WP4: Life Assessment of Wind Turbine Structures

WP4: The main objective of WP4 is to develop and validate mathematical models for structural reliability, which will enable probabilistic design in practice in line with SO3 while maintaining consistency with the design load case approach currently used in international design standards IEC61400-1 and IEC61400-3. This capability will also allow the demonstration of the effect of the uncertainty reduction efforts carried out in WP2 and WP3, on the design reliability. The results are compared against the current design practise, which is the partial safety factor-based design approach, and thereby the reduction in uncertainty and conservatism is quantified.

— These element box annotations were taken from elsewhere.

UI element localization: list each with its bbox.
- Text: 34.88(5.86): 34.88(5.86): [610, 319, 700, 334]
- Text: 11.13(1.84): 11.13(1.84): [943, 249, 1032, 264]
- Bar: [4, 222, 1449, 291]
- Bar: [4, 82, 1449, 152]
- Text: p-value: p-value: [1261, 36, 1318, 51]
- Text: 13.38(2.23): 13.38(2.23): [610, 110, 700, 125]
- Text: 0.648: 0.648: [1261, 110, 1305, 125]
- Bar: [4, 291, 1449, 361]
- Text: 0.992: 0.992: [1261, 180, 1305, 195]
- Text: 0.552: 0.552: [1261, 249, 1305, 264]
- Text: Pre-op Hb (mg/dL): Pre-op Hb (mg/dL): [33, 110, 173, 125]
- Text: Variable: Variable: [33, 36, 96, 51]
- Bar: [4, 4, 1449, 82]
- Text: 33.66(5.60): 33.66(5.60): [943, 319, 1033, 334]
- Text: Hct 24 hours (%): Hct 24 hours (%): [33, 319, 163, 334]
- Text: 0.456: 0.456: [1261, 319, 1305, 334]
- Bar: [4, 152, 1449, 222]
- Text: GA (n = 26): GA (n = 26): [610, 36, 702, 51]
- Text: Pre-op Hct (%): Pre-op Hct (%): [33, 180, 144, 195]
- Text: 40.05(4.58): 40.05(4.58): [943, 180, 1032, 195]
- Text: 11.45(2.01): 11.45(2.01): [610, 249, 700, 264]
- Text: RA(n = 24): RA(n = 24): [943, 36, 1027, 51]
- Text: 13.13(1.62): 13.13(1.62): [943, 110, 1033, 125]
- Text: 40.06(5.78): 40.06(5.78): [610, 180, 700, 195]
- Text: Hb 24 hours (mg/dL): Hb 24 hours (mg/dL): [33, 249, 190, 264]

As a part of this WP, the methodological challenges in computing reliability for wind energy applications are considered: connecting models of phenomena on different scales and fidelity, the highly nonlinear turbine response which is a challenge for efficient uncertainty propagation, and the curse of dimensionality, meaning that model performance deteriorates significantly when the number of variables is increased. These are addressed by implementation of novel techniques optimally combining machine-learning-based dimensionality reduction with advanced surrogate models from UQ7 . The reliability assessment procedure needs to take a very large number of design scenarios into account, considering both Ultimate Limit State (ULS) and Fatigue Limit State (FLS).

To improve the load variability coverage while keeping feasibility in terms of time requirements for industrial design, WP4 develops simpler, straightforward procedures for reliability assessment. For ULS, the reliability is computed without having to aggregate information from multiple load scenarios, by determining the short-term wind and wave parameters associated to critical loading conditions with given exceedance probability, through an optimization problem formulation8 . An adaptive design of experiments for FLS9 is implemented, which allows computing the fatigue reliability of bottom-fixed and floating wind turbines with a minimum amount of calculation ensuring safe design. To evaluate the effect of wind turbine dynamics on the reliability, the safety margins in wind turbine blades, drivetrain, and tower are evaluated as function of their position in the wind farm, while using the uncertainty assessments from WPs 2-3.